Late run and still running

30 April 2021: I happened upon this yesterday, written three years ago. I haven’t completed but I plug away

It was hard to fathom why a 64 year old woman (in two weeks), slightly overweight (25 kilos in truth), who drinks wine every night (two standard drinks too many by all the health advisories), who has moved back to the town she had fled forty-five years before, and has resumed smoking after a six year break, would part with a few thousand dollars to sign up for a First Draft Novel writing course.  Talk about making a late run.

Any early potential she had been gifted had long been pissed up against a wall, to her mind at least:  a ready mind, a facility with language, and keen ability to read people.  She explained it as an inability to successfully traverse the cultural divide; between the culturally deprived circumstances of her family and the offerings available to her by virtue of her ability.  A sophisticated explanation for sure, but failure is failure after all.

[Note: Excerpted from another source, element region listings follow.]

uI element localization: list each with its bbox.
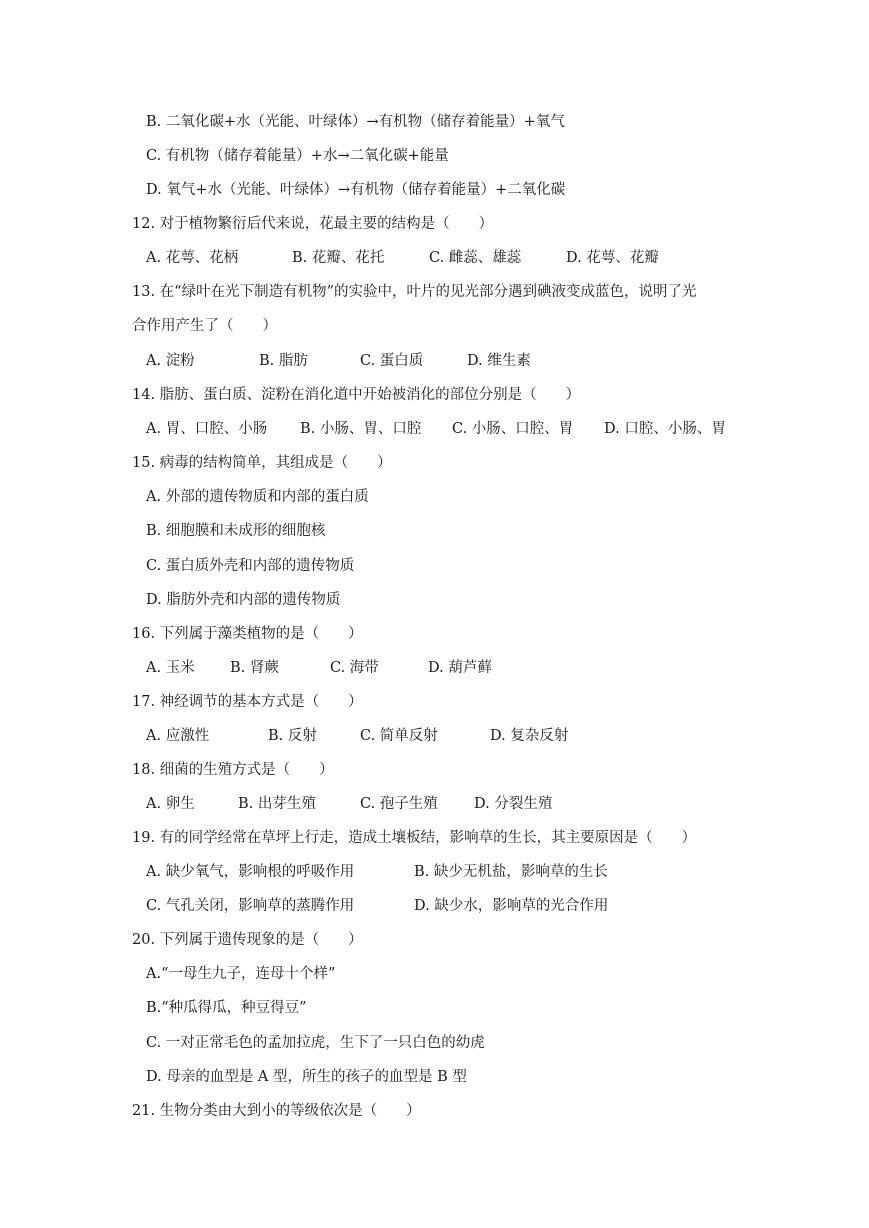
question-12: 12. 对于植物繁衍后代来说，花最主要的结构是（ ） [132,216,494,232]
q15-option-a: A. 外部的遗传物质和内部的蛋白质 [146,489,369,505]
q15-option-d: D. 脂肪外壳和内部的遗传物质 [146,592,341,608]
q15-option-b: B. 细胞膜和未成形的细胞核 [146,523,326,539]
q14-options [146,419,746,439]
q12-options [146,248,706,268]
q18-option-a: A. 卵生 [146,796,195,812]
q14-option-d: D. 口腔、小肠、胃 [604,421,726,437]
q12-option-b: B. 花瓣、花托 [292,250,385,266]
question-21: 21. 生物分类由大到小的等级依次是（ ） [132,1103,421,1119]
question-15: 15. 病毒的结构简单，其组成是（ ） [132,455,392,471]
q17-option-c: C. 简单反射 [360,728,438,744]
q20-option-c: C. 一对正常毛色的孟加拉虎，生下了一只白色的幼虎 [146,1035,485,1051]
q18-option-c: C. 孢子生殖 [360,796,438,812]
q19-option-a: A. 缺少氧气，影响根的呼吸作用 [146,864,355,880]
question-20: 20. 下列属于遗传现象的是（ ） [132,932,363,948]
question-16: 16. 下列属于藻类植物的是（ ） [132,626,363,642]
q16-options [146,658,526,678]
q16-option-a: A. 玉米 [146,660,195,676]
q18-option-b: B. 出芽生殖 [238,796,316,812]
q14-option-a: A. 胃、口腔、小肠 [146,421,268,437]
q17-option-a: A. 应激性 [146,728,210,744]
q19-option-b: B. 缺少无机盐，影响草的生长 [414,864,608,880]
q11-option-b: B. 二氧化碳+水（光能、叶绿体）→有机物（储存着能量）+氧气 [146,114,565,130]
q11-option-d: D. 氧气+水（光能、叶绿体）→有机物（储存着能量）+二氧化碳 [146,182,566,198]
q14-option-b: B. 小肠、胃、口腔 [300,421,422,437]
q11-option-c: C. 有机物（储存着能量）+水→二氧化碳+能量 [146,148,449,164]
q19-options-row2 [146,896,646,916]
q20-option-d: D. 母亲的血型是 A 型，所生的孩子的血型是 B 型 [146,1069,467,1085]
q19-option-c: C. 气孔关闭，影响草的蒸腾作用 [146,898,355,914]
q12-option-c: C. 雌蕊、雄蕊 [429,250,522,266]
question-19: 19. 有的同学经常在草坪上行走，造成土壤板结，影响草的生长，其主要原因是（ ） [132,830,697,846]
q15-option-c: C. 蛋白质外壳和内部的遗传物质 [146,558,355,574]
question-18: 18. 细菌的生殖方式是（ ） [132,762,334,778]
q20-option-a: A.“一母生九子，连母十个样” [146,966,336,982]
q16-option-b: B. 肾蕨 [230,660,279,676]
q18-option-d: D. 分裂生殖 [474,796,553,812]
q13-option-c: C. 蛋白质 [360,353,424,369]
question-13-line1: 13. 在“绿叶在光下制造有机物”的实验中，叶片的见光部分遇到碘液变成蓝色，说明了光 [132,284,697,300]
question-17: 17. 神经调节的基本方式是（ ） [132,694,363,710]
q17-option-b: B. 反射 [268,728,317,744]
q14-option-c: C. 小肠、口腔、胃 [452,421,574,437]
q13-option-b: B. 脂肪 [259,353,308,369]
q12-option-a: A. 花萼、花柄 [146,250,239,266]
question-13-line2: 合作用产生了（ ） [132,318,277,334]
q20-option-b: B.“种瓜得瓜，种豆得豆” [146,1000,307,1016]
q16-option-d: D. 葫芦藓 [428,660,492,676]
q16-option-c: C. 海带 [330,660,379,676]
q19-option-d: D. 缺少水，影响草的光合作用 [414,898,609,914]
q12-option-d: D. 花萼、花瓣 [566,250,659,266]
q17-option-d: D. 复杂反射 [490,728,569,744]
q13-option-d: D. 维生素 [467,353,531,369]
q13-options [146,351,596,371]
q13-option-a: A. 淀粉 [146,353,195,369]
q18-options [146,794,576,814]
q19-options-row1 [146,862,646,882]
q17-options [146,726,586,746]
question-14: 14. 脂肪、蛋白质、淀粉在消化道中开始被消化的部位分别是（ ） [132,387,581,403]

So instead, her life followed a pathway carved by a series of decisions, or no-decisions, which took her down a very different path than that offered by her early promise.  Instead of the law and the Bar (she had imagined the United Nations at the very least), she opted for the bar, the racetrack, the building site and the characters who resided therein.  In fact she married one, but that’s a whole other story, about passion’s insufficiency in overcoming intellectual and cultural divides.

The first real existential jolt came when her two year-old son became seriously ill.  Recognising that she should take her fate into her own hands where she could, she resumed studies, psychology and counseling this time, and got herself into a decent career stream.  Divorced now, she did OK; making her way through support organisations working with people with cancer, brain injury, sexual assault, women’s health and landed in government.  After 16 years she had enough for a comfortable retirement and embarked on making up for lost time with travel and the arts. 

The second existential jolt came this year, when her 60-year-old brother sustained severe spinal injuries in a farm accident.  With their parents now frail and elderly (but no less difficult), she pulled up stakes and moved back to the small town to care for them and support her brother and his wife through his rehabilitation.  

And so here she finds herself, among all the broken people, stripped of the pleasurable distractions of her usual life, a world away in the parallel universe of her family of origin.  She wonders why it seems to take a disaster to stir her into action, but she can’t afford to dwell.  Best get on with it, she says, no looking back; just begin from here.  She loves writing but has never persevered, so this is what she will do.  Take her interest in people, good and bad, whatever talent she’s retained and turn this time into something constructive and enriching.

By evening, she will have ferried the parents to multiple medical appointments, dressed suppurating skin cancers, fitted compression stockings, entertained equally ageing relatives and friends, cleaned the house and washed up after meals they barely touch.  Then she’ll sit down and try to write. 

She is both excited and terrified but knows that writing lifts her out of the noise in her head.  She has a collection of fragments of things she has written – confetti really.  Now is a perfect opportunity to show up and do the work.  Finally, she might have run out of excuses.

She wants to learn how to craft and build an engaging story and she can tap into a lifetime of learning about herself and others.  Who knows, she might pull it off.  Completion will be her main achievement (she admits herself that finishing has never been her strong point). Anything else, who can tell?  I certainly wish her well.